Village in Kerala, India

Chenkara is a small village in Kothamanglam Ernakulam Kerala, India. It is located on the bank of the Periyar. It is also near Bhoothathankettu, a tourist place in Kothamangalam.

==Temple==
Chenkara cavu (kavu) is a temple situated in the middle of village. The main deity is Naagarajavu (god of snakes). The main festival is Sarpampattu, which is conducted once every three years. During the festival Naagarajavu is believed to enter devotees' bodies, and they will dance like a snake in front of 'Sarpakalam' (a picture of snake made by natural colors').

==Tourist destination==
Chenkara is located 8 km from the Thekkady Tiger Reservoir and Wildlife Sanctuary, Kerala.
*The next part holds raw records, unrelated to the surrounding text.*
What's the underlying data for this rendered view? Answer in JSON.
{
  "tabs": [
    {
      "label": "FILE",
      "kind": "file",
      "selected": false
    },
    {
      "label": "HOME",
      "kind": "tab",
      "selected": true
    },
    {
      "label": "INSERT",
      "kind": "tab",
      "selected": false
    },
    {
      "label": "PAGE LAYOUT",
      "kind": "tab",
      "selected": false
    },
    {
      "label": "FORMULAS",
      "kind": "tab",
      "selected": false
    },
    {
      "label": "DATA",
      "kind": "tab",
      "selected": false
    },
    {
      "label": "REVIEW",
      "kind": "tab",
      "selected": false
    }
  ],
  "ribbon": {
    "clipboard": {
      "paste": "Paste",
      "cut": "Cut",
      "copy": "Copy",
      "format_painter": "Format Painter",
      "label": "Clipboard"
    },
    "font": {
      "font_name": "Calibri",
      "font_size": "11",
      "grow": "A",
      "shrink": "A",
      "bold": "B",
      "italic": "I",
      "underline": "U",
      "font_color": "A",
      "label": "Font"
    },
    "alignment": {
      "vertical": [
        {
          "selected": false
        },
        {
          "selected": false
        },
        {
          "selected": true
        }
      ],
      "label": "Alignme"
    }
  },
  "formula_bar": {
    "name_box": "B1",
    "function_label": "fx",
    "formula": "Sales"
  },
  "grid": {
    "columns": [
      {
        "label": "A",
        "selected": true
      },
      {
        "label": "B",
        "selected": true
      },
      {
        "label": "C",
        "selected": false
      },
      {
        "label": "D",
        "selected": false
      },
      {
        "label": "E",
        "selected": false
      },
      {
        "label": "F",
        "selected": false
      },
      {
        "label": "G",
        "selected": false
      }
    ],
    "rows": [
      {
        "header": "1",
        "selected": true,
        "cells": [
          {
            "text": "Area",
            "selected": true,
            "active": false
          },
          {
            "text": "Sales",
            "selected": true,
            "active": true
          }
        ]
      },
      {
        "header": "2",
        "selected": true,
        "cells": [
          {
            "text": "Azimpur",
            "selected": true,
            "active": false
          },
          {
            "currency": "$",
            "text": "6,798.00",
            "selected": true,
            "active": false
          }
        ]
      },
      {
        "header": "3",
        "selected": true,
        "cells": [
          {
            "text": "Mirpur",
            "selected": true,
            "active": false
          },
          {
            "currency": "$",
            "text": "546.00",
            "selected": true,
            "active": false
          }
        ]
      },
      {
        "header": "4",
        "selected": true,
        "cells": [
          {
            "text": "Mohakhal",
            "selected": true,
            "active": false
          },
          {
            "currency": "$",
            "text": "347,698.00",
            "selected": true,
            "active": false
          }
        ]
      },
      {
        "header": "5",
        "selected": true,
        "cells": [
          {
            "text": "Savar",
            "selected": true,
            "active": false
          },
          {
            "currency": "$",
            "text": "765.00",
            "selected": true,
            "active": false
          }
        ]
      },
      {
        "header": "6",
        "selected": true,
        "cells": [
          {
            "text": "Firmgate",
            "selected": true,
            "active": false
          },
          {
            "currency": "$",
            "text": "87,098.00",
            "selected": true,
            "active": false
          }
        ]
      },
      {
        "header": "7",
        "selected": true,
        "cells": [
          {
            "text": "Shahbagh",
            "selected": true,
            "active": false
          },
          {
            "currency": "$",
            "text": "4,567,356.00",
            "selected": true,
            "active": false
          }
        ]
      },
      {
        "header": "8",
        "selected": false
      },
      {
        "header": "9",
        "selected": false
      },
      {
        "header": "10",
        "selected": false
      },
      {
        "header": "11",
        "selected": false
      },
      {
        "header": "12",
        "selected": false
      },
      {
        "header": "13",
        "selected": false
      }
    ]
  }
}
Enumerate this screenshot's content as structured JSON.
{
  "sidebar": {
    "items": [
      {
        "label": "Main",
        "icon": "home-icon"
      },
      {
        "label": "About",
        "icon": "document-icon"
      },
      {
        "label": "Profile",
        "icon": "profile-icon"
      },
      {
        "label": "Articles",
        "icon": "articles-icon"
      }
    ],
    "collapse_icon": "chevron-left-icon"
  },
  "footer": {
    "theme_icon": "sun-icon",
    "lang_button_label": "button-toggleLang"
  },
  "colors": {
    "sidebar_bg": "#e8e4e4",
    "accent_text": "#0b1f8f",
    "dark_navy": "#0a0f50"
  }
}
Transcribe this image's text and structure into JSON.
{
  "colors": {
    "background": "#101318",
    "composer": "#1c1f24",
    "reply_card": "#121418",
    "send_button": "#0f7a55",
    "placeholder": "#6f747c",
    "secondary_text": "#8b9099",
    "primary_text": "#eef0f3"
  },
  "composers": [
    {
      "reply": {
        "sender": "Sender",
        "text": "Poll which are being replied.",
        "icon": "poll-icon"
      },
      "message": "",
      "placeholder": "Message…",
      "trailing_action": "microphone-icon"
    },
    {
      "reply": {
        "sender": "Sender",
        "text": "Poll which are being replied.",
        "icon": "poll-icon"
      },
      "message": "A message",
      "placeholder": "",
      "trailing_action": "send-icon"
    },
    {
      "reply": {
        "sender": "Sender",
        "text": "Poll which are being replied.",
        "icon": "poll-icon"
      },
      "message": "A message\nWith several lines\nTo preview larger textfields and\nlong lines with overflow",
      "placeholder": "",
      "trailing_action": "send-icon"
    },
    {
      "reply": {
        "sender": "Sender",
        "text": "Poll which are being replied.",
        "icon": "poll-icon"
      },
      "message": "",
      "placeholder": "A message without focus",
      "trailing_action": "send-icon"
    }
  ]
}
This is an emerging and untouched tourist destination located near the famous South Indian tourist destinations like Thekkady, Kuttikkanam and Vagamon.
Chenkara is surrounded by a range of eight mountains (Ashta Dhik Palakar) which include Kurisumala (Cross hill) and two brother hills, locally called Annan (Elder Brother) and Thampi (Younger Brother) hills. A beautiful pond on the extreme top of Cross hills around 4500 feet high, Chenkara is known for its lush green surroundings and meadows of tea plantation.